Он перевернулся на бок. Перед лицом стояла фотография Анатоля.
«Как неосторожен ты, мой друг. Ты гуляешь со своей плебейкой почти открыто. Неужто ты забыл даже о семье? А как же Руфина? Она же носит твоего ребенка…»
План созрел молниеносно. Князь поднялся с постели и позвонил в колокольчик.
– Принесите мне горячего чаю! – коротко приказал он горничной.
Ровно через неделю, также ранним утром, Константин Николаевич надел новый фрак, свежую рубашку и взял извозчика, заранее оплатив ему долгий путь.
Через два дня он входил в имение графа Краевского, в деревне, где жила Руфина и дети.

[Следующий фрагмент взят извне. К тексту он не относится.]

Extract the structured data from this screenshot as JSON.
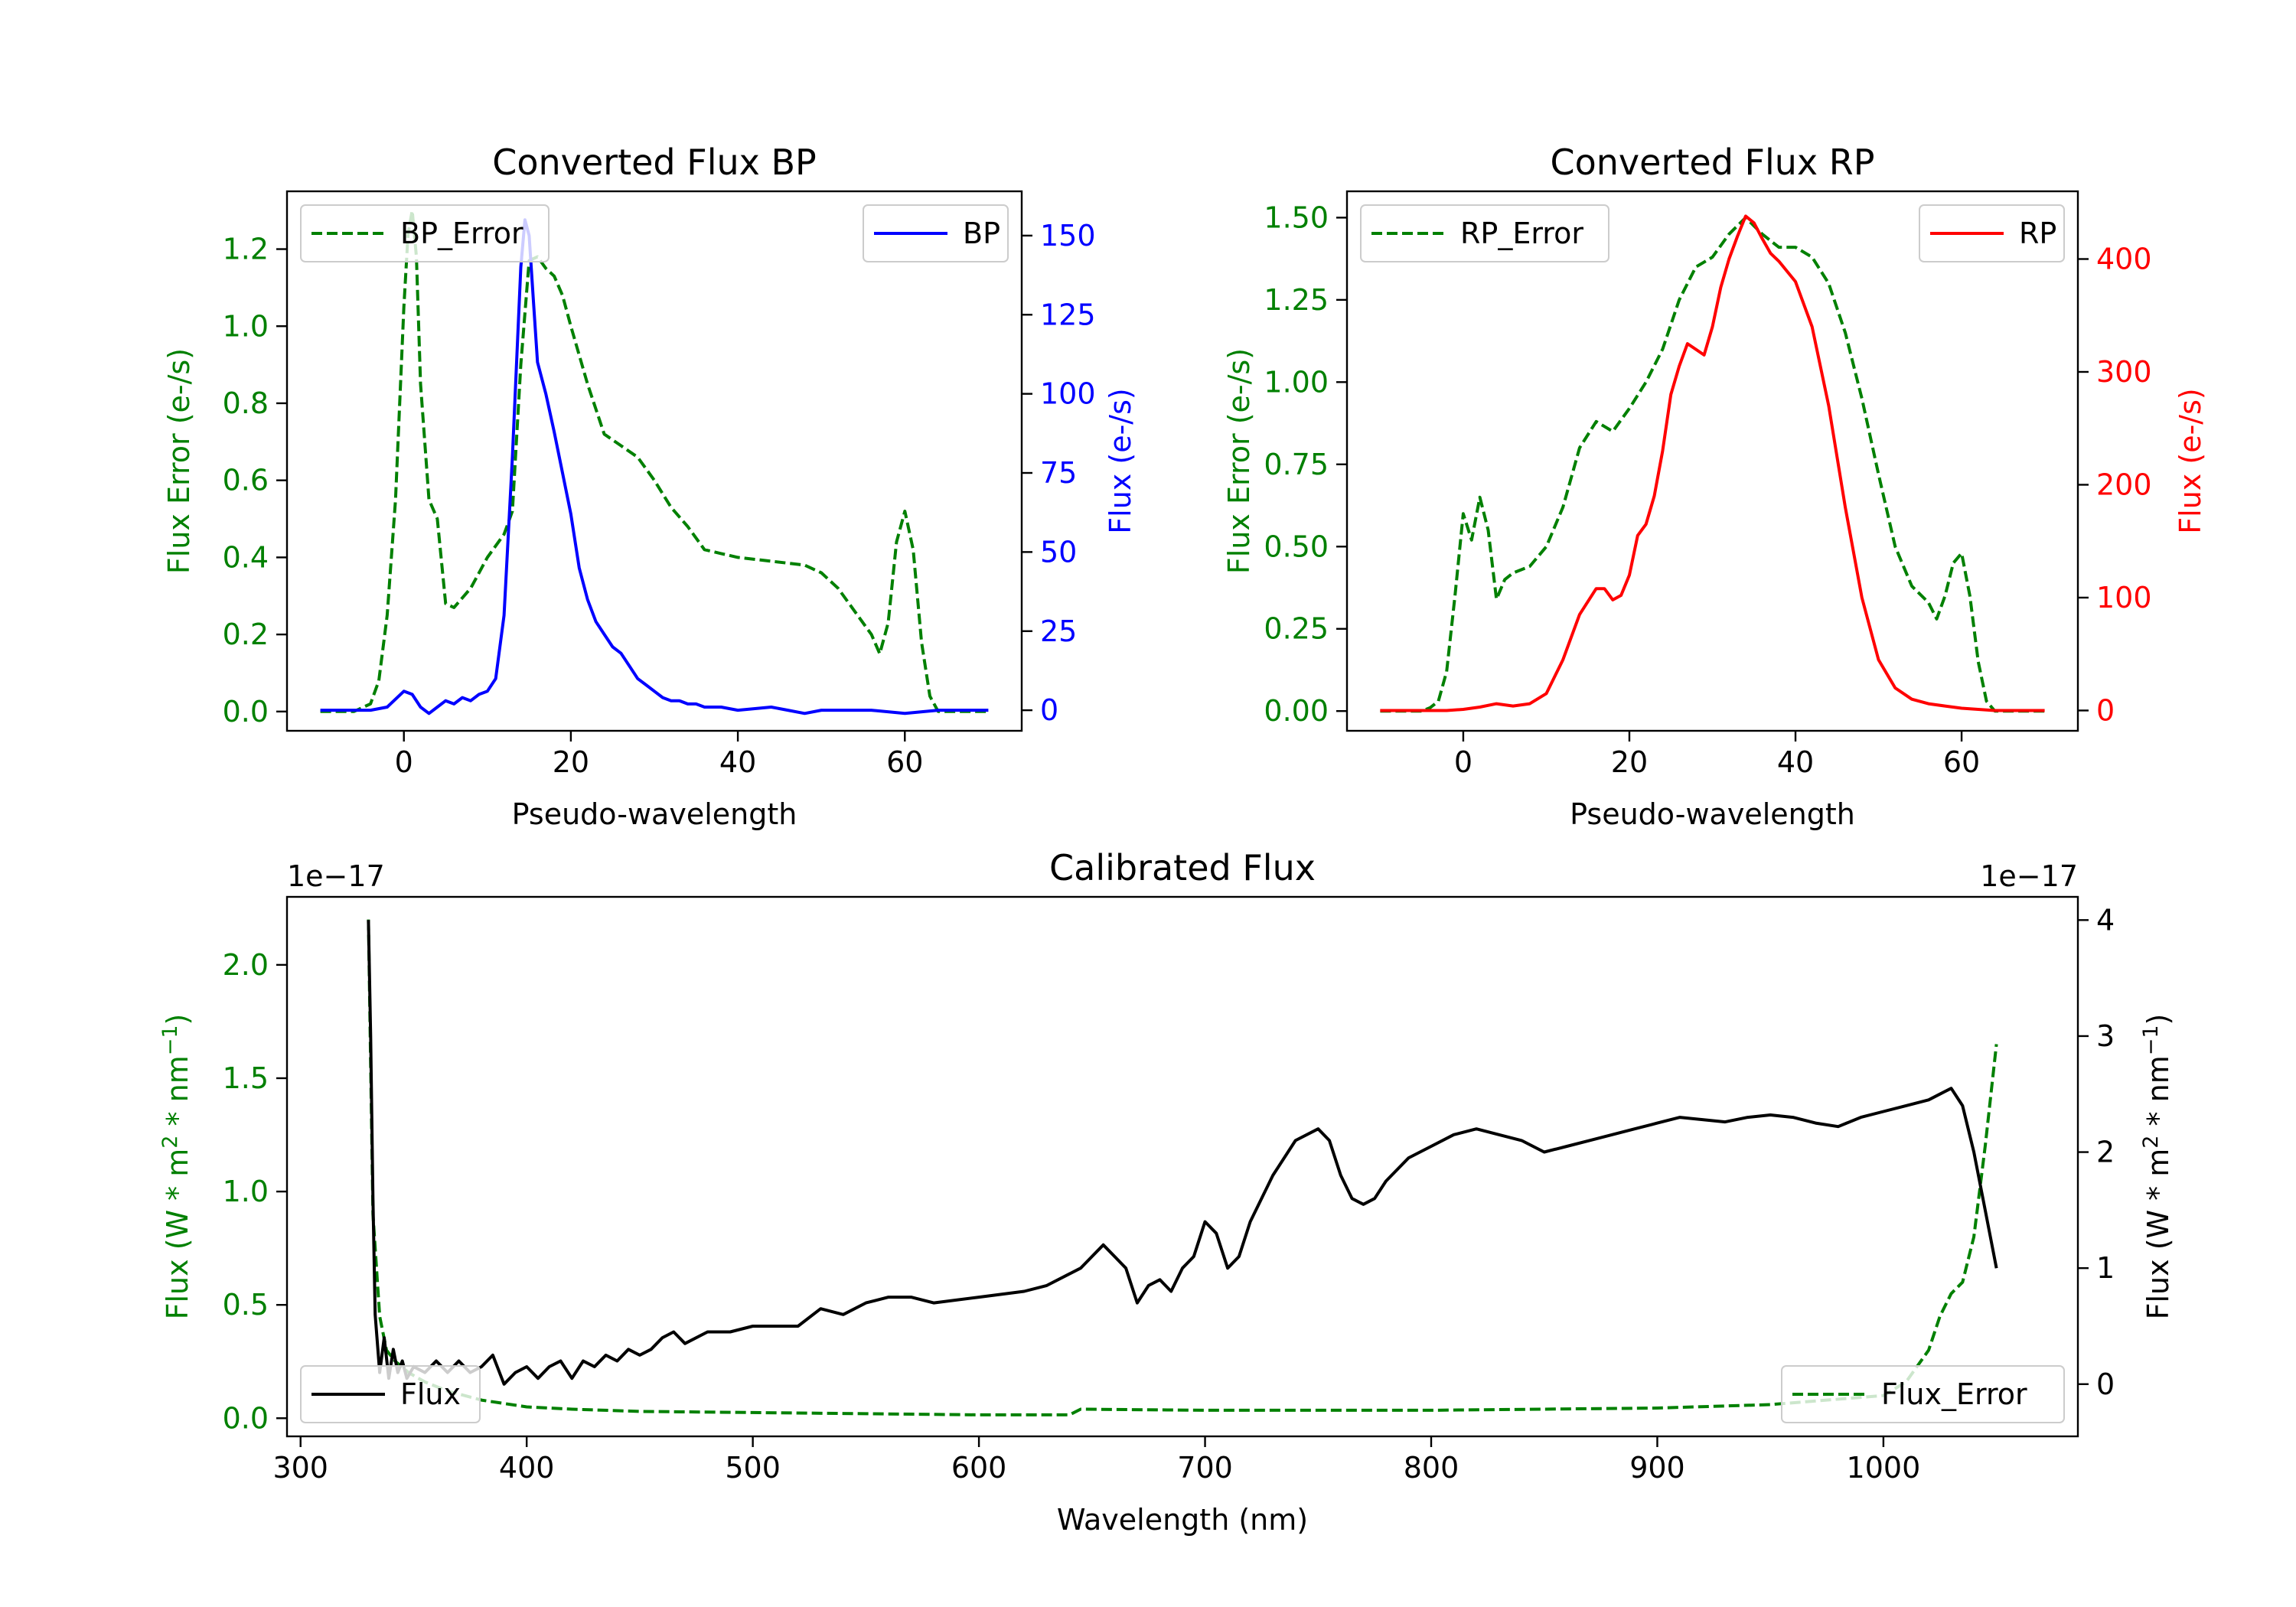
{
  "chart_data": [
    {
      "type": "line",
      "title": "Converted Flux BP",
      "xlabel": "Pseudo-wavelength",
      "ylabel_left": "Flux Error (e-/s)",
      "ylabel_right": "Flux (e-/s)",
      "xlim": [
        -14,
        74
      ],
      "xticks": [
        "0",
        "20",
        "40",
        "60"
      ],
      "ylim_left": [
        -0.05,
        1.35
      ],
      "yticks_left": [
        "0.0",
        "0.2",
        "0.4",
        "0.6",
        "0.8",
        "1.0",
        "1.2"
      ],
      "ylim_right": [
        -6.5,
        164
      ],
      "yticks_right": [
        "0",
        "25",
        "50",
        "75",
        "100",
        "125",
        "150"
      ],
      "legend_left": {
        "label": "BP_Error",
        "location": "upper-left"
      },
      "legend_right": {
        "label": "BP",
        "location": "upper-right"
      },
      "colors": {
        "error": "#008000",
        "flux": "#0000ff"
      },
      "series": [
        {
          "name": "BP_Error",
          "axis": "left",
          "style": "dashed",
          "x": [
            -10,
            -6,
            -4,
            -3,
            -2,
            -1,
            0,
            0.5,
            1,
            1.5,
            2,
            3,
            4,
            5,
            6,
            8,
            10,
            12,
            13,
            14,
            15,
            16,
            17,
            18,
            19,
            20,
            22,
            24,
            26,
            28,
            30,
            32,
            34,
            36,
            38,
            40,
            44,
            48,
            50,
            52,
            54,
            56,
            57,
            58,
            59,
            60,
            61,
            62,
            63,
            64,
            66,
            70
          ],
          "y": [
            0.0,
            0.0,
            0.02,
            0.08,
            0.25,
            0.55,
            1.05,
            1.24,
            1.3,
            1.18,
            0.85,
            0.55,
            0.5,
            0.28,
            0.27,
            0.32,
            0.4,
            0.46,
            0.52,
            0.9,
            1.17,
            1.18,
            1.15,
            1.13,
            1.08,
            1.0,
            0.85,
            0.72,
            0.69,
            0.66,
            0.6,
            0.53,
            0.48,
            0.42,
            0.41,
            0.4,
            0.39,
            0.38,
            0.36,
            0.32,
            0.26,
            0.2,
            0.15,
            0.23,
            0.44,
            0.52,
            0.42,
            0.18,
            0.04,
            0.0,
            0.0,
            0.0
          ]
        },
        {
          "name": "BP",
          "axis": "right",
          "style": "solid",
          "x": [
            -10,
            -6,
            -4,
            -2,
            0,
            1,
            2,
            3,
            4,
            5,
            6,
            7,
            8,
            9,
            10,
            11,
            12,
            13,
            14,
            14.5,
            15,
            15.5,
            16,
            17,
            18,
            19,
            20,
            21,
            22,
            23,
            24,
            25,
            26,
            27,
            28,
            29,
            30,
            31,
            32,
            33,
            34,
            35,
            36,
            38,
            40,
            44,
            46,
            48,
            50,
            52,
            56,
            60,
            64,
            70
          ],
          "y": [
            0,
            0,
            0,
            1,
            6,
            5,
            1,
            -1,
            1,
            3,
            2,
            4,
            3,
            5,
            6,
            10,
            30,
            80,
            140,
            155,
            150,
            130,
            110,
            100,
            88,
            75,
            62,
            45,
            35,
            28,
            24,
            20,
            18,
            14,
            10,
            8,
            6,
            4,
            3,
            3,
            2,
            2,
            1,
            1,
            0,
            1,
            0,
            -1,
            0,
            0,
            0,
            -1,
            0,
            0
          ]
        }
      ]
    },
    {
      "type": "line",
      "title": "Converted Flux RP",
      "xlabel": "Pseudo-wavelength",
      "ylabel_left": "Flux Error (e-/s)",
      "ylabel_right": "Flux (e-/s)",
      "xlim": [
        -14,
        74
      ],
      "xticks": [
        "0",
        "20",
        "40",
        "60"
      ],
      "ylim_left": [
        -0.06,
        1.58
      ],
      "yticks_left": [
        "0.00",
        "0.25",
        "0.50",
        "0.75",
        "1.00",
        "1.25",
        "1.50"
      ],
      "ylim_right": [
        -18,
        460
      ],
      "yticks_right": [
        "0",
        "100",
        "200",
        "300",
        "400"
      ],
      "legend_left": {
        "label": "RP_Error",
        "location": "upper-left"
      },
      "legend_right": {
        "label": "RP",
        "location": "upper-right"
      },
      "colors": {
        "error": "#008000",
        "flux": "#ff0000"
      },
      "series": [
        {
          "name": "RP_Error",
          "axis": "left",
          "style": "dashed",
          "x": [
            -10,
            -5,
            -4,
            -3,
            -2,
            -1,
            0,
            1,
            2,
            3,
            4,
            5,
            6,
            8,
            10,
            12,
            14,
            16,
            18,
            20,
            22,
            24,
            26,
            28,
            30,
            32,
            34,
            36,
            38,
            40,
            42,
            44,
            46,
            48,
            50,
            52,
            54,
            56,
            57,
            58,
            59,
            60,
            61,
            62,
            63,
            64,
            66,
            70
          ],
          "y": [
            0.0,
            0.0,
            0.01,
            0.03,
            0.12,
            0.35,
            0.6,
            0.52,
            0.65,
            0.55,
            0.34,
            0.4,
            0.42,
            0.44,
            0.5,
            0.62,
            0.8,
            0.88,
            0.85,
            0.92,
            1.0,
            1.1,
            1.25,
            1.35,
            1.38,
            1.45,
            1.5,
            1.45,
            1.41,
            1.41,
            1.38,
            1.3,
            1.15,
            0.95,
            0.72,
            0.5,
            0.38,
            0.33,
            0.28,
            0.35,
            0.45,
            0.48,
            0.35,
            0.15,
            0.03,
            0.0,
            0.0,
            0.0
          ]
        },
        {
          "name": "RP",
          "axis": "right",
          "style": "solid",
          "x": [
            -10,
            -4,
            -2,
            0,
            2,
            4,
            6,
            8,
            10,
            12,
            14,
            16,
            17,
            18,
            19,
            20,
            21,
            22,
            23,
            24,
            25,
            26,
            27,
            28,
            29,
            30,
            31,
            32,
            33,
            34,
            35,
            36,
            37,
            38,
            40,
            42,
            44,
            46,
            48,
            50,
            52,
            54,
            56,
            58,
            60,
            62,
            64,
            66,
            70
          ],
          "y": [
            0,
            0,
            0,
            1,
            3,
            6,
            4,
            6,
            15,
            45,
            85,
            108,
            108,
            98,
            102,
            120,
            155,
            165,
            190,
            230,
            280,
            305,
            325,
            320,
            315,
            340,
            375,
            400,
            420,
            438,
            432,
            418,
            405,
            398,
            380,
            340,
            270,
            180,
            100,
            45,
            20,
            10,
            6,
            4,
            2,
            1,
            0,
            0,
            0
          ]
        }
      ]
    },
    {
      "type": "line",
      "title": "Calibrated Flux",
      "xlabel": "Wavelength (nm)",
      "ylabel_left": "Flux (W * m$^2$ * nm$^{-1}$)",
      "ylabel_right": "Flux (W * m$^2$ * nm$^{-1}$)",
      "ylabel_left_parts": {
        "pre": "Flux (W * m",
        "sup1": "2",
        "mid": " * nm",
        "sup2": "−1",
        "post": ")"
      },
      "ylabel_right_parts": {
        "pre": "Flux (W * m",
        "sup1": "2",
        "mid": " * nm",
        "sup2": "−1",
        "post": ")"
      },
      "offset_left": "1e−17",
      "offset_right": "1e−17",
      "xlim": [
        294,
        1086
      ],
      "xticks": [
        "300",
        "400",
        "500",
        "600",
        "700",
        "800",
        "900",
        "1000"
      ],
      "ylim_left": [
        -0.08,
        2.3
      ],
      "yticks_left": [
        "0.0",
        "0.5",
        "1.0",
        "1.5",
        "2.0"
      ],
      "ylim_right": [
        -0.45,
        4.2
      ],
      "yticks_right": [
        "0",
        "1",
        "2",
        "3",
        "4"
      ],
      "legend_left": {
        "label": "Flux",
        "location": "lower-left"
      },
      "legend_right": {
        "label": "Flux_Error",
        "location": "lower-right"
      },
      "colors": {
        "error": "#008000",
        "flux": "#000000"
      },
      "series": [
        {
          "name": "Flux_Error",
          "axis": "left",
          "style": "dashed",
          "x": [
            330,
            332,
            335,
            338,
            342,
            348,
            355,
            365,
            380,
            400,
            420,
            450,
            500,
            550,
            600,
            640,
            645,
            700,
            800,
            900,
            950,
            1000,
            1010,
            1020,
            1025,
            1030,
            1035,
            1040,
            1045,
            1050
          ],
          "y": [
            2.2,
            0.9,
            0.45,
            0.3,
            0.25,
            0.2,
            0.16,
            0.12,
            0.08,
            0.05,
            0.04,
            0.03,
            0.025,
            0.02,
            0.015,
            0.015,
            0.04,
            0.035,
            0.035,
            0.045,
            0.06,
            0.1,
            0.16,
            0.3,
            0.45,
            0.55,
            0.6,
            0.8,
            1.2,
            1.65
          ]
        },
        {
          "name": "Flux",
          "axis": "right",
          "style": "solid",
          "x": [
            330,
            331,
            332,
            333,
            335,
            337,
            339,
            341,
            343,
            345,
            347,
            350,
            355,
            360,
            365,
            370,
            375,
            380,
            385,
            390,
            395,
            400,
            405,
            410,
            415,
            420,
            425,
            430,
            435,
            440,
            445,
            450,
            455,
            460,
            465,
            470,
            480,
            490,
            500,
            510,
            520,
            530,
            540,
            550,
            560,
            570,
            580,
            600,
            620,
            630,
            640,
            645,
            650,
            655,
            660,
            665,
            670,
            675,
            680,
            685,
            690,
            695,
            700,
            705,
            710,
            715,
            720,
            730,
            740,
            750,
            755,
            760,
            765,
            770,
            775,
            780,
            790,
            800,
            810,
            820,
            830,
            840,
            850,
            860,
            870,
            880,
            890,
            900,
            910,
            920,
            930,
            940,
            950,
            960,
            970,
            980,
            990,
            1000,
            1010,
            1020,
            1025,
            1030,
            1035,
            1040,
            1045,
            1050
          ],
          "y": [
            4.0,
            3.0,
            1.6,
            0.6,
            0.1,
            0.4,
            0.05,
            0.3,
            0.1,
            0.2,
            0.05,
            0.15,
            0.1,
            0.2,
            0.1,
            0.2,
            0.1,
            0.15,
            0.25,
            0.0,
            0.1,
            0.15,
            0.05,
            0.15,
            0.2,
            0.05,
            0.2,
            0.15,
            0.25,
            0.2,
            0.3,
            0.25,
            0.3,
            0.4,
            0.45,
            0.35,
            0.45,
            0.45,
            0.5,
            0.5,
            0.5,
            0.65,
            0.6,
            0.7,
            0.75,
            0.75,
            0.7,
            0.75,
            0.8,
            0.85,
            0.95,
            1.0,
            1.1,
            1.2,
            1.1,
            1.0,
            0.7,
            0.85,
            0.9,
            0.8,
            1.0,
            1.1,
            1.4,
            1.3,
            1.0,
            1.1,
            1.4,
            1.8,
            2.1,
            2.2,
            2.1,
            1.8,
            1.6,
            1.55,
            1.6,
            1.75,
            1.95,
            2.05,
            2.15,
            2.2,
            2.15,
            2.1,
            2.0,
            2.05,
            2.1,
            2.15,
            2.2,
            2.25,
            2.3,
            2.28,
            2.26,
            2.3,
            2.32,
            2.3,
            2.25,
            2.22,
            2.3,
            2.35,
            2.4,
            2.45,
            2.5,
            2.55,
            2.4,
            2.0,
            1.5,
            1.0
          ]
        }
      ]
    }
  ]
}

Осень позолотила уже часть деревьев, но зеленой листвы было больше. Под ногами лежал зеленый ковер, усеянный желтыми листьями и слегка прибитый первыми ночными заморозками. Константин любил раннюю осень с ее чистым и прозрачным воздухом, паутинками, покрытыми каплями росы. Как и великий классик, князь не любил летнюю жару с мухами и мошкарой.
Оказавшись за городом, ближе к природе, он словно бы очнулся от ночных кошмаров всех последних дней. Чья-то невидимая рука сняла с его сердца ужасный груз.
«Господи, благодарю тебя за тот промах. Если бы я не промахнулся, то меня бы всюду преследовала прострелянная голова этой глупой простолюдинки. Не самое лучшее зрелище для моих испорченных нервов. Ах, Анатоль, на что ты меня толкаешь?»
Он прошел небольшую рощицу, свернул по узкой тропинке. И тропинка эта привела его к самой усадьбе. Приятным было то, что беременная супруга Анатоля сидела на лавочке, возле клумбы с отцветающими синими и белыми астрами, и читала какую-то толстую книгу. Ее бледное лицо в темном капоре плаща казалось таким измученным, что князь невольно содрогнулся. Плащ плохо скрывал огромного размера живот.
«Как должно быть тяжело самкам вынашивать и рожать детей, – с жалостью подумал он. – Разве возможно любить это несчастное создание? Бедный Анатоль! – но вспомнив, что его возлюбленный не считает себя таковым, проводя большую часть времени с другой, вовремя осекся».
Руфина услышала шорох шагов и посмотрела в его сторону. По ее лицу пробежала волна жгучего смущения. Она резко встала, книга упала на землю. Она хотела ее поднять, но от беспомощности снова села.